I've been having a frustrating time trying to produce a DIG-labelled DNA probe using the Roche PCR DIG labelling kit.

With ordinary dNTPs, the PCR works well with both my template/primer combination and the positive control template/primer combination supplied with the kit. I get the expected sized PCR products on a gel stained with gel red and visualised under UV.

However, when I use the DIG synthesis mix, which contains dNTPs plus DIG-dUTP, I get nothing that is visible on a gel. The result is the same with both the Roche positive control template and my own template. When I measure both PCR products (the one produced using dNTPS and the one produced using the DIG mix) on a nanodrop, they both measure the same concentration (about 410 ng/ul).

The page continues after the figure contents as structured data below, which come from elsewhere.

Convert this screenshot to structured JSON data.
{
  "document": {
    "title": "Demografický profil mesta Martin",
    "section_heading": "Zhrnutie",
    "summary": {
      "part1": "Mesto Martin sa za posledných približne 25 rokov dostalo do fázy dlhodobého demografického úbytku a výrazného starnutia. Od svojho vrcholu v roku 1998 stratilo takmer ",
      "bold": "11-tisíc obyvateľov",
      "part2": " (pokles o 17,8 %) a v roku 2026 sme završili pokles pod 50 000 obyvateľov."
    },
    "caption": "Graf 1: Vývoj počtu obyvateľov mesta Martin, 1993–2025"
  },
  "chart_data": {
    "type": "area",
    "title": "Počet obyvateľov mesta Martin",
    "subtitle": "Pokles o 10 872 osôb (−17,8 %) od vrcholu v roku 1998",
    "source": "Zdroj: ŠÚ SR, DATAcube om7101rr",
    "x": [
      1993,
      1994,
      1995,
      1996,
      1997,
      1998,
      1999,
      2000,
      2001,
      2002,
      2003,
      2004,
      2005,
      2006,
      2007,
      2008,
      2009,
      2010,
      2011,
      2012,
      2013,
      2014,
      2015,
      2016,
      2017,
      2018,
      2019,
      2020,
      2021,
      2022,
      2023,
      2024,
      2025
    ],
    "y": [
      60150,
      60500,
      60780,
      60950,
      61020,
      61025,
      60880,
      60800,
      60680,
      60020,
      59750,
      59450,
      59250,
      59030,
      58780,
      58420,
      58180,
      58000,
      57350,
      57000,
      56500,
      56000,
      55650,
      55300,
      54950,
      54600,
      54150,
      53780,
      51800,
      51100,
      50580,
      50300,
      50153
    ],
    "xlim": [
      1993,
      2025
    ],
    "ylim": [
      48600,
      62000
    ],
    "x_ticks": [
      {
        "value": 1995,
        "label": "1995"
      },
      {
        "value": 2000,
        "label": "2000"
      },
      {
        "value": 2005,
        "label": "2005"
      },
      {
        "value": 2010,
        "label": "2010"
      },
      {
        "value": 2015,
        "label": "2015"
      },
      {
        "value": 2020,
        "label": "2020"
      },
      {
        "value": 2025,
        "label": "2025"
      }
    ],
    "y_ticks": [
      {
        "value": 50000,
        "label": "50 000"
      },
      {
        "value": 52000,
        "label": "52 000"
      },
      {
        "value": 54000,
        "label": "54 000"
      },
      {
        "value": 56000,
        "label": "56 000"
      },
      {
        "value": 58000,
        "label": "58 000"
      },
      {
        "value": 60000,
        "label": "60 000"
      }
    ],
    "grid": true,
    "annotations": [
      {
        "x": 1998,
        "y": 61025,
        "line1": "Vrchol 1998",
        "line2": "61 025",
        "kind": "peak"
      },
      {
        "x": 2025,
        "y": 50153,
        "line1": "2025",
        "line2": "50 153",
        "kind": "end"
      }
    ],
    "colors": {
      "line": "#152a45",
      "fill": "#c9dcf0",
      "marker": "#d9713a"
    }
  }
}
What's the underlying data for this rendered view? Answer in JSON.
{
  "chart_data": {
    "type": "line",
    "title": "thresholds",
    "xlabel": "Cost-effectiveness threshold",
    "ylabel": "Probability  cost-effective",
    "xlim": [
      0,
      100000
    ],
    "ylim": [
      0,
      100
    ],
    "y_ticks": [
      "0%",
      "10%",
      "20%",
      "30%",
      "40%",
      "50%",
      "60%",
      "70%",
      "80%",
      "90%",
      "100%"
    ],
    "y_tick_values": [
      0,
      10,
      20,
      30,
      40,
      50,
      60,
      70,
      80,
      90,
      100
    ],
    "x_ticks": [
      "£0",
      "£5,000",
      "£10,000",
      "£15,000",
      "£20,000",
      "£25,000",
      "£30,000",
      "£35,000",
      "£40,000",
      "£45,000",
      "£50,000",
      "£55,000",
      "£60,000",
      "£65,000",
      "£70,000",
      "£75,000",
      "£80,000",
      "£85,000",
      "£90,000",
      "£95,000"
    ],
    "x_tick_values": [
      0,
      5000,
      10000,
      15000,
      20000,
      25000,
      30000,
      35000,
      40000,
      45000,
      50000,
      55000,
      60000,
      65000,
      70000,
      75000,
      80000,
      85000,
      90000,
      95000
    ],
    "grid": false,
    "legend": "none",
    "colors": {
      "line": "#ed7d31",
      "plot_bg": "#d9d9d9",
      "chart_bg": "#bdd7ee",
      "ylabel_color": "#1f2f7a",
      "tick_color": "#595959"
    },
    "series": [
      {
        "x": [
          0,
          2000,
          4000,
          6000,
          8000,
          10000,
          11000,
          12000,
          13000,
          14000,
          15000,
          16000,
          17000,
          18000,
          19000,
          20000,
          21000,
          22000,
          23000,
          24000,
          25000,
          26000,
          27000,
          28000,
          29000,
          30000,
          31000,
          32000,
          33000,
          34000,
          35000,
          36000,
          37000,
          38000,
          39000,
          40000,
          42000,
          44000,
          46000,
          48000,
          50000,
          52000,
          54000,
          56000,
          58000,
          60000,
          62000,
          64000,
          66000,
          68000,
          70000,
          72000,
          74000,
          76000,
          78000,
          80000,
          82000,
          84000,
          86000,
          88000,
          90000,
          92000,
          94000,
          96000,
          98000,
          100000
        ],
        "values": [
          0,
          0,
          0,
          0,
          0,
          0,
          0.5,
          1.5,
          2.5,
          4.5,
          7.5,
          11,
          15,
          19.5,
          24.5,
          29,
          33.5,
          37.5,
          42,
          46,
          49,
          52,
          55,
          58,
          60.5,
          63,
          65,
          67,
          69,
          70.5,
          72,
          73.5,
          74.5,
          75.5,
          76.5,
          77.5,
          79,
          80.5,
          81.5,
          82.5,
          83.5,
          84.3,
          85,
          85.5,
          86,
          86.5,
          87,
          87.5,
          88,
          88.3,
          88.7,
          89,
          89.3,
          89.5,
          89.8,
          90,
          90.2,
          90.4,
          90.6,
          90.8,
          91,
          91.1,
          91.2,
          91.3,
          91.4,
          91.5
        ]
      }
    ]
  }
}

It seems that the PCR with the DIG-labelling mix may have worked ok, but there is nothing at all visible on a gel. I suspect that the product is there, but it isn't staining with gel red. The Roche protocol recommends staining with EtBR, which we no longer have in our lab.

Has anyone come across this before?

It won't be the gel that is the problem. The DIG labelled PCR products have different reaction kinetics to ordinary PCR, you could try a lower temp annealing, especially if you are generating the probe off something specific like a plasmid.

Checking the products on a nanodrop doesn't tell you anything; dNTPs should give you a reading all by themselves.